After I read what I'd written, I put "Loose Girl" in quotes in case I got in an accident on the way to the library and the note was found on my body. I don't want to give the coroner the impression that I troll the public library for women.
Loose Girl is a memoir about a promiscuous teenager who was in high school about the same time I was, in the 1980's. While she was having lots of sex, and not particularly enjoying it, I was having absolutely no sex (with other people), and also not particularly enjoying it. So it's nice to see all the different ways people can not enjoy their teenage experience.
It's one of three memoirs I'm reading right now. I have one on my night table for bedtime reading, one that I read during breakfast and lunch, and one that I'm listening to during my commute.

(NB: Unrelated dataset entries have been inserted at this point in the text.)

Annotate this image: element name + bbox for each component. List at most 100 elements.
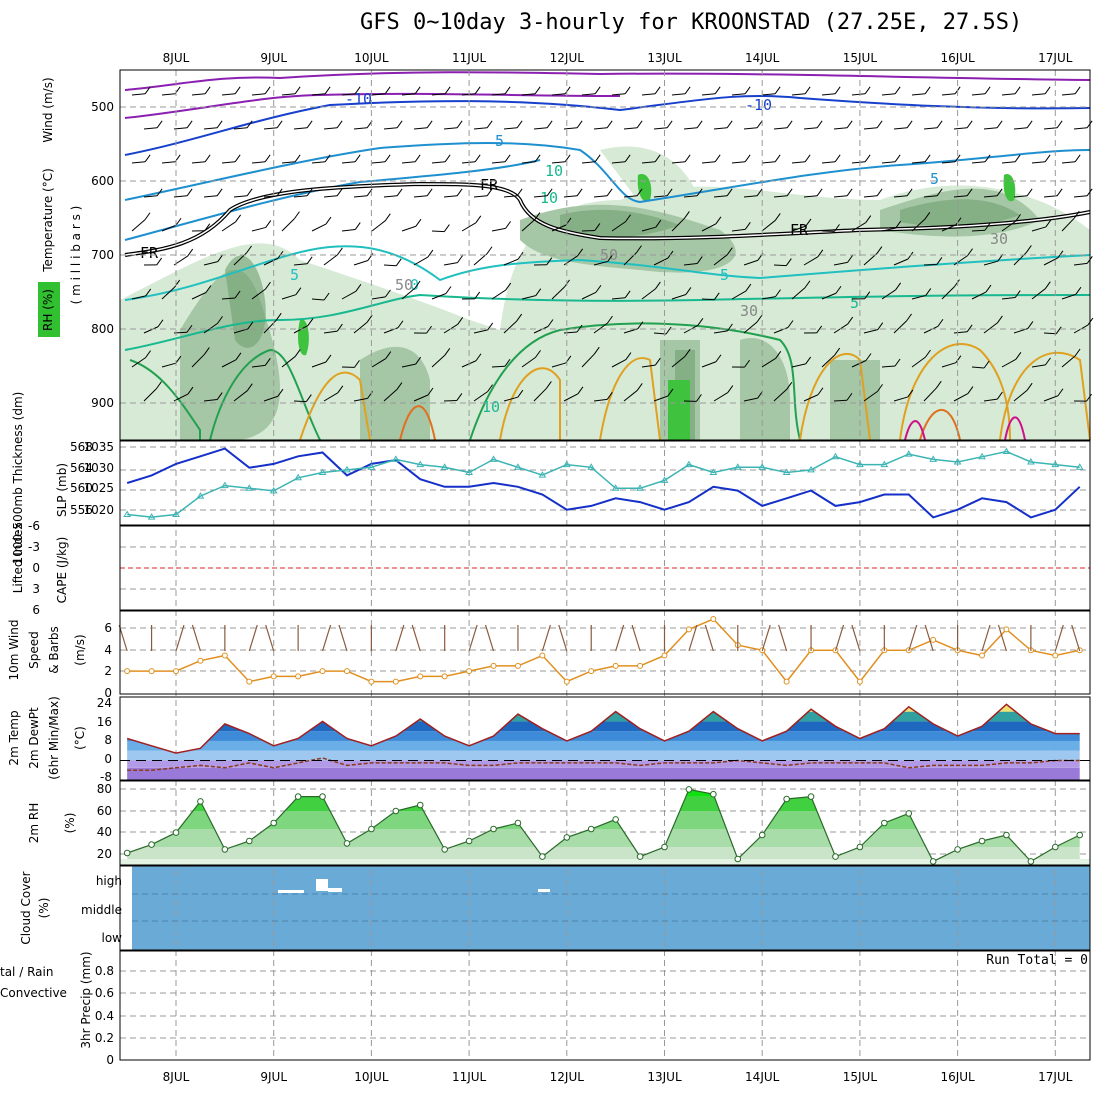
wind-barb-flag xyxy=(726,247,733,255)
wind-barb-flag xyxy=(246,120,253,129)
wind-barb-flag xyxy=(966,188,973,197)
wind-barb-flag xyxy=(384,154,391,163)
wind-barb xyxy=(551,286,565,300)
thickness-point xyxy=(465,468,473,475)
wind-barb-flag xyxy=(504,358,511,367)
wind-barb-flag xyxy=(907,389,914,398)
wind-barb xyxy=(833,127,848,130)
wind-barb-flag xyxy=(457,255,463,263)
wind-barb-flag xyxy=(925,349,931,358)
wind-barb-flag xyxy=(606,120,613,129)
wind-barb xyxy=(383,264,397,267)
wind-barb-10m xyxy=(761,624,771,652)
wind-barb xyxy=(203,127,218,130)
wind10-axis-label: 10m Wind xyxy=(7,620,21,681)
wind-barb xyxy=(221,297,236,300)
wind-barb-flag xyxy=(817,249,824,258)
isotherm-line xyxy=(124,159,541,241)
temp-band xyxy=(127,750,1080,761)
temp-band xyxy=(127,721,1080,732)
wind-barb-flag xyxy=(625,214,631,222)
wind-barb-flag xyxy=(277,388,284,397)
wind-barb-flag xyxy=(654,86,661,95)
wind-barb-flag xyxy=(1055,326,1062,335)
wind-barb-flag xyxy=(775,289,781,297)
rh-point xyxy=(685,786,693,793)
wind-barb-flag xyxy=(486,120,493,129)
wind-barb xyxy=(1013,127,1028,130)
wind-barb xyxy=(281,93,296,96)
wind-barb-flag xyxy=(276,188,283,197)
date-label-top: 17JUL xyxy=(1038,51,1073,65)
wind-barb xyxy=(431,354,446,368)
thickness-point xyxy=(538,471,547,478)
wind-barb-flag xyxy=(834,224,840,232)
wind-barb xyxy=(881,227,896,232)
wind-barb-flag xyxy=(654,281,661,290)
wind-barb-flag xyxy=(936,188,943,197)
wind-barb-flag xyxy=(385,289,391,298)
wind-speed-point xyxy=(319,668,326,675)
date-label-bottom: 14JUL xyxy=(745,1070,780,1084)
precip-tick: 0.8 xyxy=(95,964,114,978)
wind-barb-flag xyxy=(713,292,720,301)
wind-barb xyxy=(593,260,608,266)
wind-barb xyxy=(773,388,788,402)
wind-barb-flag xyxy=(175,355,182,364)
wind-barb-flag xyxy=(157,319,164,328)
wind-barb xyxy=(941,161,956,164)
wind-barb xyxy=(881,161,896,164)
rh-line xyxy=(126,788,1080,863)
wind-barb-flag xyxy=(516,120,523,129)
wind-barb xyxy=(611,359,627,368)
wind-barb xyxy=(161,93,176,96)
rh-point xyxy=(221,846,229,853)
wind-barb-flag xyxy=(1026,120,1033,129)
wind-barb-flag xyxy=(235,352,242,361)
wind-barb xyxy=(983,398,998,402)
wind-speed-point xyxy=(441,673,448,680)
wind-barb-flag xyxy=(1014,86,1021,95)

The other two are Running With Scissors, about a boy whose mother had him live with her psychiatrist's crazy family, and Failure, which recounts an entire life in terms of its failures. It's a good book to read while going through a divorce.
As you can probably guess, I love memoirs. It's not only the kind of writing I like to do myself, but I'm also really interested in people's stories. I don't much care for people, but I love their stories.
The challenge to reading three memoirs at once is that I often mix up the stories. Which one had the distant, alcoholic dad? Which one had the crazy mother who abandoned them? (Oh, wait, I think they all did.) Whose mother was the poet? Which one snacked on dog food? Which one tried to be gay but couldn't do it? Which one stole cocaine from their dad's dresser?
Mixing all of these stories up makes for one huge-ass amazing tale of dysfunction.